Even though the company launched its incursion into the sector only seven years ago, the industry now represents between 25 and 30 percent of the company’s sales, with medical devices representing between 20 and 25 percent, automotive about 5 percent and the rest commercial services. “We focused on the aerospace sector after seeing market trends that favored it,” says González. “Five years ago, we invested in this plant because we believed the constant migration of aerospace manufacturing into Mexico would make it a good investment.” The company’s strongest area for the sector is plating for connectors, a high-volume product.

Platinadora Baja works with Tier 2 and 3 companies, including TE Connectivity, ITT Cannon and Delphi Connection Systems. The presence of these kinds of service providers is of great help to multinational companies. “Our services greatly benefit local companies. Without these services, companies would be forced to send their products to Europe or the US to continue the manufacturing process. Our presence in the state allows them to reduce their logistics, importation and labor costs.” The company has ambitious growth plans including the incorporation of X-ray machines, atomic absorption equipment and current rectifiers.
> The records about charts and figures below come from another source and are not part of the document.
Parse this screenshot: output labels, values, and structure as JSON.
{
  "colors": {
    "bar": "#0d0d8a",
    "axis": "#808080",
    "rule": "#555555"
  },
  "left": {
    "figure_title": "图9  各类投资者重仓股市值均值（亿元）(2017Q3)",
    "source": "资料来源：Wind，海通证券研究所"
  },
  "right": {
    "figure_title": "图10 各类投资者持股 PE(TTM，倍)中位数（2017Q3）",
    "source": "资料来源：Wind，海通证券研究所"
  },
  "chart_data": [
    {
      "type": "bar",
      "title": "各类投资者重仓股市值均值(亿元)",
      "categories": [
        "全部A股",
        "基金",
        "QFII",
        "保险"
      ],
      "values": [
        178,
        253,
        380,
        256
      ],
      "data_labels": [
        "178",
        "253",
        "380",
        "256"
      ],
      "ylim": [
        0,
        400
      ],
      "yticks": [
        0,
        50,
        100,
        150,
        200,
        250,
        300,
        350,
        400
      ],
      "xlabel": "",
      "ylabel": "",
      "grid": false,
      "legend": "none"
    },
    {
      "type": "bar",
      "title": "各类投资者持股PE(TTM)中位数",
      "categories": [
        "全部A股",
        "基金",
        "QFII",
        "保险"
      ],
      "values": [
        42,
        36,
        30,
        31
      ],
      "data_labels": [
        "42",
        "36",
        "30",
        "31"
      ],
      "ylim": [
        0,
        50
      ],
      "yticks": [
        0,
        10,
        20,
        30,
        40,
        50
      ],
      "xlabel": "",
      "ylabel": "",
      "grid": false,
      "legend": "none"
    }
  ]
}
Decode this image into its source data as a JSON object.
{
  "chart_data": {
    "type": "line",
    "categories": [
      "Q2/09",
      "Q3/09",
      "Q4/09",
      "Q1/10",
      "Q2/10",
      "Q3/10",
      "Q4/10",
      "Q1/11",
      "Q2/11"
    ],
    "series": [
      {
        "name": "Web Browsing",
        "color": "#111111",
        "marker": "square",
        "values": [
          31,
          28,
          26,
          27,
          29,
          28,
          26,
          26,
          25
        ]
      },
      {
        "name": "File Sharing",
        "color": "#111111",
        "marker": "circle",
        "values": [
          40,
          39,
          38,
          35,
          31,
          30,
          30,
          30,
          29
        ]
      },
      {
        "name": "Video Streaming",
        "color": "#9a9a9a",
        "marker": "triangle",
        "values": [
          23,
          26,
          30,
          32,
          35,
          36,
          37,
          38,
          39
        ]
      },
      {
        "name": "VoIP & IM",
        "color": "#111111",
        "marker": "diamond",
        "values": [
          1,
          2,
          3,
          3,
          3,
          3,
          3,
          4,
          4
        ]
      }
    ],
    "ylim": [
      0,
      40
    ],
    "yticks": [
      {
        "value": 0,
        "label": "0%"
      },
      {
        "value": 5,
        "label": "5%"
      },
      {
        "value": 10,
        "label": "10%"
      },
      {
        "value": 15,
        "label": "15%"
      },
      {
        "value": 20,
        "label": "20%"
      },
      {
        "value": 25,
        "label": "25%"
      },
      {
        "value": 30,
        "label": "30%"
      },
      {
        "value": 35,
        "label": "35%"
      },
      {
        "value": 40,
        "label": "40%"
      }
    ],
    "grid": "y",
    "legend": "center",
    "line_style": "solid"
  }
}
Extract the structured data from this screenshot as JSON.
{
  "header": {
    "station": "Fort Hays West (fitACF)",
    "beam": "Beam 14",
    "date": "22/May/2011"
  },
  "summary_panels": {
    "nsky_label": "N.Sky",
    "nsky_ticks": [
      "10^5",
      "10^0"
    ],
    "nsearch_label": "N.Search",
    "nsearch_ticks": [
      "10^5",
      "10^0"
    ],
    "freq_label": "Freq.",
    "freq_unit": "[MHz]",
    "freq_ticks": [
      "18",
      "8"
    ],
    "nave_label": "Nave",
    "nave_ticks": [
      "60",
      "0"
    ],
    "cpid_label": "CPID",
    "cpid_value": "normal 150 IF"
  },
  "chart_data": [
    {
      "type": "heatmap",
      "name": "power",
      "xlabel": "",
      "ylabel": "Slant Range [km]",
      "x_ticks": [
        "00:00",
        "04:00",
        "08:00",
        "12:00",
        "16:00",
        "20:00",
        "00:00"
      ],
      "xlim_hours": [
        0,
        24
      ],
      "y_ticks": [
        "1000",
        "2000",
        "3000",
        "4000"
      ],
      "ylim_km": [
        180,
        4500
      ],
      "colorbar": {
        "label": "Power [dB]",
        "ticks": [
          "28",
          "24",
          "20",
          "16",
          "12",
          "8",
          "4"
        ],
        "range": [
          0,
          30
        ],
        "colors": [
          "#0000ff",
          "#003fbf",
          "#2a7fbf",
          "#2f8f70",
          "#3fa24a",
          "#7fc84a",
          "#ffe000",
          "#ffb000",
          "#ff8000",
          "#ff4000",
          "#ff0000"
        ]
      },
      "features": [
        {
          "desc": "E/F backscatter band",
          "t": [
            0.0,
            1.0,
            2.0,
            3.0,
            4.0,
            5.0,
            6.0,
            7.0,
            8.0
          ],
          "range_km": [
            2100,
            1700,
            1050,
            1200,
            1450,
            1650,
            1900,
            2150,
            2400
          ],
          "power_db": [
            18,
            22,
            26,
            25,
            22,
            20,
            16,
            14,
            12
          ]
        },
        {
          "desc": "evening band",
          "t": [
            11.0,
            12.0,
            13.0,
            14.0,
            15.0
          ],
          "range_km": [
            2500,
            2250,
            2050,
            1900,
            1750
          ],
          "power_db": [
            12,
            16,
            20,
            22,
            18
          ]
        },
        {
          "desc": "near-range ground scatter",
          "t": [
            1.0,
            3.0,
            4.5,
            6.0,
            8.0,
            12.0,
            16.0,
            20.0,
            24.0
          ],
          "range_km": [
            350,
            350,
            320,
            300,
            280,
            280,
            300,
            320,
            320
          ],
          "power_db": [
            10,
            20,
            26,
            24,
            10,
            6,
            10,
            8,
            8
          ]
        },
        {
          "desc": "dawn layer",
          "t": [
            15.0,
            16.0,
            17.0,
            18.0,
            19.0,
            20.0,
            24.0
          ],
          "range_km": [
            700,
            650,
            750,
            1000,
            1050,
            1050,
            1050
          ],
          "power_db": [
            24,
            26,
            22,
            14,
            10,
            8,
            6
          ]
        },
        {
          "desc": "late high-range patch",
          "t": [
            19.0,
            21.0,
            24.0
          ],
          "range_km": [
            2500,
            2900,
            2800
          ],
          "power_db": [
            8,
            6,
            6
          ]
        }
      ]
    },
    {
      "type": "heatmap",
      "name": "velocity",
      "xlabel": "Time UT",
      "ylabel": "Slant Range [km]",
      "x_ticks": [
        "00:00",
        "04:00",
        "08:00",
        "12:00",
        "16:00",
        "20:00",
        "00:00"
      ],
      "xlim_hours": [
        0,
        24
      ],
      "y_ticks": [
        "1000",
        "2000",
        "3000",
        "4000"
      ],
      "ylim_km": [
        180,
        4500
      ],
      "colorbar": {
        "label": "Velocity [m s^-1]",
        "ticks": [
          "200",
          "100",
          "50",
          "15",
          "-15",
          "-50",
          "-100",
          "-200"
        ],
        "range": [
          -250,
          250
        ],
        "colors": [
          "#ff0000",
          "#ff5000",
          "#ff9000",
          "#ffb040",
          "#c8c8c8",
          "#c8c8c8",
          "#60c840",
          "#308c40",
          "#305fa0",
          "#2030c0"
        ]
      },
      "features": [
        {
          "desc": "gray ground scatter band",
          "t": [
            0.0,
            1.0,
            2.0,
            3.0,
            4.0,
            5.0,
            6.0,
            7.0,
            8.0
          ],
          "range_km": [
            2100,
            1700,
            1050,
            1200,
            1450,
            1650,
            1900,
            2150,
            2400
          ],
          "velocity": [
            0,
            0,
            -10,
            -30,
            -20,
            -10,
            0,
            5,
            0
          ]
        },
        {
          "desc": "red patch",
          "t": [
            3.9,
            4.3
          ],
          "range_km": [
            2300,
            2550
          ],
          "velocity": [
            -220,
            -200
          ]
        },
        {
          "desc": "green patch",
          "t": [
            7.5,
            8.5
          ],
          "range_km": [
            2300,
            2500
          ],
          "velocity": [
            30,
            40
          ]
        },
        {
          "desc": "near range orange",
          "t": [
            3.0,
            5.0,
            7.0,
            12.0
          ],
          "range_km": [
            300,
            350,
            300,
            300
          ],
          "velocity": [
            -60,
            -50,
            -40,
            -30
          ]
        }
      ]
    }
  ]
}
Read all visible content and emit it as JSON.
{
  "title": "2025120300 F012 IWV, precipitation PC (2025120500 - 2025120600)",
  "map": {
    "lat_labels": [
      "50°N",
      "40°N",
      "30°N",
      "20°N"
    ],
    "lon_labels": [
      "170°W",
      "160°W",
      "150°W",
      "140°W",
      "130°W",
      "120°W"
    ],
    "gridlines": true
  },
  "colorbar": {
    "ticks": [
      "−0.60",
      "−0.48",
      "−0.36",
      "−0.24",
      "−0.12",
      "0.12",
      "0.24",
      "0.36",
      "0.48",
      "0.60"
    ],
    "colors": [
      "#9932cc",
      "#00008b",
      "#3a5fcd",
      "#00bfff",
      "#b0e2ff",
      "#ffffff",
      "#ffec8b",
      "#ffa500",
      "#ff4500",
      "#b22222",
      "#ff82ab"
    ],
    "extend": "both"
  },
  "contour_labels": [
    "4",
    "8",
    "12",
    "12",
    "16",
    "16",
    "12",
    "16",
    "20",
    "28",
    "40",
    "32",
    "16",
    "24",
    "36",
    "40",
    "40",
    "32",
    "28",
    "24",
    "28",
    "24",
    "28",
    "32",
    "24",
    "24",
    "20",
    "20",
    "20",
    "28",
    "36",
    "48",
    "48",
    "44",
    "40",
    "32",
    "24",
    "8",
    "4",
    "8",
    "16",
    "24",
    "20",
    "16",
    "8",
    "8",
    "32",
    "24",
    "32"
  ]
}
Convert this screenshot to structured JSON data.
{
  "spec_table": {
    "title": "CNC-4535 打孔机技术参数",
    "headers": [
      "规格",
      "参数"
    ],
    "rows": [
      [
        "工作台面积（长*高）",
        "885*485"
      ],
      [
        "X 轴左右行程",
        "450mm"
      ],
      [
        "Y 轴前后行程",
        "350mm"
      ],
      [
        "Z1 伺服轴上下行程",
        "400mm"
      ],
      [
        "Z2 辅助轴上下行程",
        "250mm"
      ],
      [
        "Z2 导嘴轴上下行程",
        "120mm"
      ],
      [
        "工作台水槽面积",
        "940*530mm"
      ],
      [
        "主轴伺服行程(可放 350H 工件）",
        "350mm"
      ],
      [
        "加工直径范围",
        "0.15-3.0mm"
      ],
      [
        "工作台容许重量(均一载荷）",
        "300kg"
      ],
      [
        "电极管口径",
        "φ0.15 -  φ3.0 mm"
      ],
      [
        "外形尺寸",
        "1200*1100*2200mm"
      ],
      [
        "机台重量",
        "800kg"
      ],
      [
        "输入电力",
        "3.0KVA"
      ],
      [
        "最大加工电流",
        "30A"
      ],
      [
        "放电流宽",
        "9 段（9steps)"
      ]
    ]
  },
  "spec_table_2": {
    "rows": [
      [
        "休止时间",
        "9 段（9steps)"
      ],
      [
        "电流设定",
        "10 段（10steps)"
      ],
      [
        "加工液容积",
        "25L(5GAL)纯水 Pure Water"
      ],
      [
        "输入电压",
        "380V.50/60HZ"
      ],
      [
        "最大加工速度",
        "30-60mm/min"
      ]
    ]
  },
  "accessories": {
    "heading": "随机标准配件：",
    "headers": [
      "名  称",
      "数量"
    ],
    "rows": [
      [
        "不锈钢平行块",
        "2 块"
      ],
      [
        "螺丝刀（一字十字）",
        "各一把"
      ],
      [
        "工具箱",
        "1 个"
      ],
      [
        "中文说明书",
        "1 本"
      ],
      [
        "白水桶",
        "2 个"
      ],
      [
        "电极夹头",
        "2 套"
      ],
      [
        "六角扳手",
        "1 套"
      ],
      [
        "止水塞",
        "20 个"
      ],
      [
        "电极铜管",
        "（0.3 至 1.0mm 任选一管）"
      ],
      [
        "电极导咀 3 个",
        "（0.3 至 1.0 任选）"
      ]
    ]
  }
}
As with many other companies in border states, Platinadora Baja is conscious of the possible impact from the renegotiation of NAFTA. “The entire sector is awaiting the results,” says González. However, he says that the real challenges the industry is facing are not foreign but local. “The Mexican government needs to develop policies that promote the generation of local companies and education centers that allow these businesses to reach the level of competitiveness enjoyed by foreign companies. Mexico’s internal policies should focus on the development of Mexican startups.”

González maintains a positive view for Platinadora Baja’s continued growth. “We are beginning new projects with aerospace clients that we expect will lead to an expansion in the short and middle term. It might even be possible to open new facilities.”